If you find yourself constantly breaking up quarrels that leave you wondering why your child does not know how to share. The truth is that your child does know how to share, but he is simply inconsistent about it. Part of this can be due to the fact that your child does not have a good concept of time. This makes it difficult for him to wait for his turn. You also need to understand that your child is just now starting to learn how it feels to share. However, take heart in the fact that you can teach your preschooler to share.
The first thing that you need to do is teach your child that sharing is fun through playing cooperative games. Do puzzles together, plant your garden together and send a special snack to preschool for him to share with his class. If this does not work you should not tell him that he is selfish, discipline him or force him to share. This will only teach him to be resentful. Instead, what you want to do is keep on encouraging him to share through positive reinforcement. You should also allow your child to have certain things that he does not have to share.

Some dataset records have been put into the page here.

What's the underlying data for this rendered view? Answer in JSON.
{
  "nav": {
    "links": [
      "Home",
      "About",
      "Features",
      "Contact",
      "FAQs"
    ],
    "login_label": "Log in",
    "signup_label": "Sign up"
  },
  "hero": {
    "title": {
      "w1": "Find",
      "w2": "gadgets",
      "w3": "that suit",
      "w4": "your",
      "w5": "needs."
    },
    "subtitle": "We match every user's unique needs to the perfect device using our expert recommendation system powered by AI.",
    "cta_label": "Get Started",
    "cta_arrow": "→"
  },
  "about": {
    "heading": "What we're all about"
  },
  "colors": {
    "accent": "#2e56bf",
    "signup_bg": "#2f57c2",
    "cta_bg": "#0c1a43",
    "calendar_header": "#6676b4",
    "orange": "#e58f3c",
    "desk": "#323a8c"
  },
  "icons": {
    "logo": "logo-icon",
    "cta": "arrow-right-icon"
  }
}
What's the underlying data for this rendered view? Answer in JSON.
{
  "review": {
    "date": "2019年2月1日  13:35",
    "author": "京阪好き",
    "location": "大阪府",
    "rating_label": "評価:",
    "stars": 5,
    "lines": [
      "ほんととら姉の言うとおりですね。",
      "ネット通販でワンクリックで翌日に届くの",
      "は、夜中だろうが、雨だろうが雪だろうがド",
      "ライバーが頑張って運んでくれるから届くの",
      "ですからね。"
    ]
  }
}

It is also important to help children figure out why they are fighting over toys. In this manner, you should be able to help your preschooler put his own feelings into words. So, the next time he is not sharing, simply ask him why he is not sharing. You may find that there is not enough of the item to go around or that he has a very special item that you did not even know was special to him. When there is something that can be done about the sharing issue, you should help your child become a problem-solver. Encourage him to take turns while using a kitchen timer to mark each child’s turn, reassure him that sharing does not mean that he is giving the toy away and help him to understand that if he is willing to share, his friends will be more willing to share too.
Whenever you have a play date at your home, make sure that you ask your preschooler if there is something that he really does not want to share. Then you can place these special toys somewhere until the play date is over. You can also ask him what he would like to play with his friends. This will put him in the right frame of mind whenever his friend arrives. Have his friend bring along a few things of his own to share as well.
Of course, you will also have to lead by example. Share things with him and ask him to share things with you too. Make sure that he understands that this is sharing too. You should also let him see you giving, taking and compromising with other people too. After all, you are his role model and he is going to do whatever he sees you doing.